Была здесь еще постоянная стайка девиц в одинаковых халатиках морковного цвета. Халатики как будто выдавали в них продавщиц соседнего магазина, но это, думалось иногда, была маскировка, ибо при первом же взгляде на них не оставалось сомнений, что это очень интеллигентные девушки, коренные москвички, так увлеченные собой и своею беседой, что где уж им нас увидеть! Даже перехватив на себе взгляд из-под моднейших ресниц, ты сомневался невольно: не по ошибке ли это она, не в рассеянности?
Они приходили в обед, но дед и в обед по-прежнему сидел здесь со своею булочкой. И всякий раз какая-нибудь из них брала лишние взбитые сливки или пару бутербродов и относила на его столик. Дед величественно кивал из-за своих газет: «Мерси!» Под его ласково поощряющим взглядом девушка смущалась и невольно изображала подобие книксена…
Нас все это восхищало.

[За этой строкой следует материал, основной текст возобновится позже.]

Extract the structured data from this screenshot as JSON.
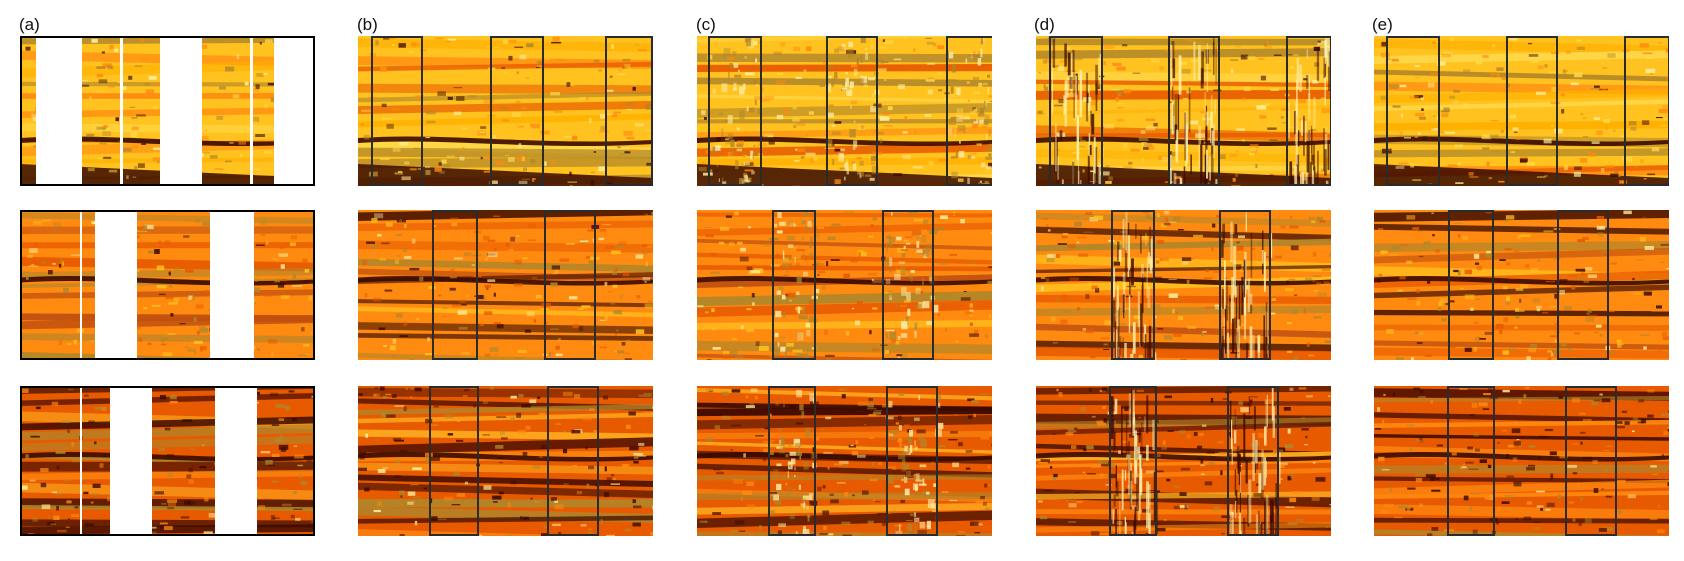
{
  "columns": [
    {
      "label": "(a)",
      "kind": "masked-input"
    },
    {
      "label": "(b)",
      "kind": "reconstruction"
    },
    {
      "label": "(c)",
      "kind": "reconstruction"
    },
    {
      "label": "(d)",
      "kind": "reconstruction"
    },
    {
      "label": "(e)",
      "kind": "reconstruction"
    }
  ],
  "rows": [
    {
      "theme": "bright"
    },
    {
      "theme": "orange"
    },
    {
      "theme": "dark"
    }
  ],
  "colors": {
    "dark_band": "#3a0a00",
    "bright": "#ffc21e",
    "orange": "#ff8a10",
    "deep_orange": "#e85a00",
    "olive": "#b0862a",
    "box_outline": "#2b2b2b",
    "frame": "#000000",
    "mask": "#ffffff"
  }
}
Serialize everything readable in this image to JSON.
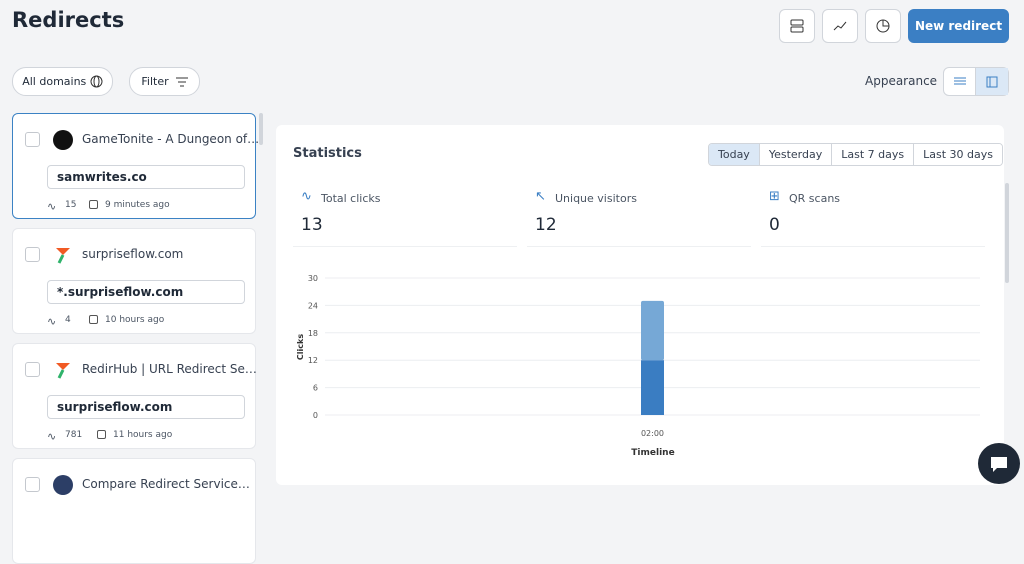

Меня больше девушки, его — старик.
— Осколок! — говорил он, значительно поднимая палец. — Небось зимой хоть и булочки не берет, а гардеробщику на чай, получая свою рванину, кидает гривенник. Пари?
Жаль, что я не принял это пари, что так ни разу и не повидал старика зимой, не узнал, кто он и за что так любят его продавщицы. Теперь и не узнаю, а в свое время, пожалуй, мог бы.
Мог бы, но мы были еще в том возрасте, когда все так легко откладывается на потом, до какой-то другой, правильной и праведной жизни, а она все не наступает, и по утрам в голове у нас частенько звенело куда громче, чем в кармане. Тогда направлялись мы не в «Молочную», а в маленький полуподвальный буфет на Бронной. Все было здесь ускоренно-упрощенно, навстояк, но кефир лечил наши головы, а свежие пирожки с капустой утоляли голод за минимальную цену. И здесь почему-то проще было заговорить с девушками. Многие из них были в таких же морковных халатиках, но задорней и откровенней поглядывали по сторонам и не пытались делать книксен. Мы, правда, и тут лишь зубоскалили с ними слегка, за недосугом откладывая более решительные меры на потом, до другой жизни.
А после лекций — верандочка у кинотеатра «Россия», легкое вино, градусов которого мы совершенно не ощущали. Прилежный читатель толстовских трактатов, он, следом за классиком, делил свой день на пять «трудовых упряжек», и последнюю, заключающую в себе «труд человеческого общения», ценил так высоко, что с ним нигде нельзя было говорить, не напрягая извилин, а это напряжение прекрасно гасит алкоголь.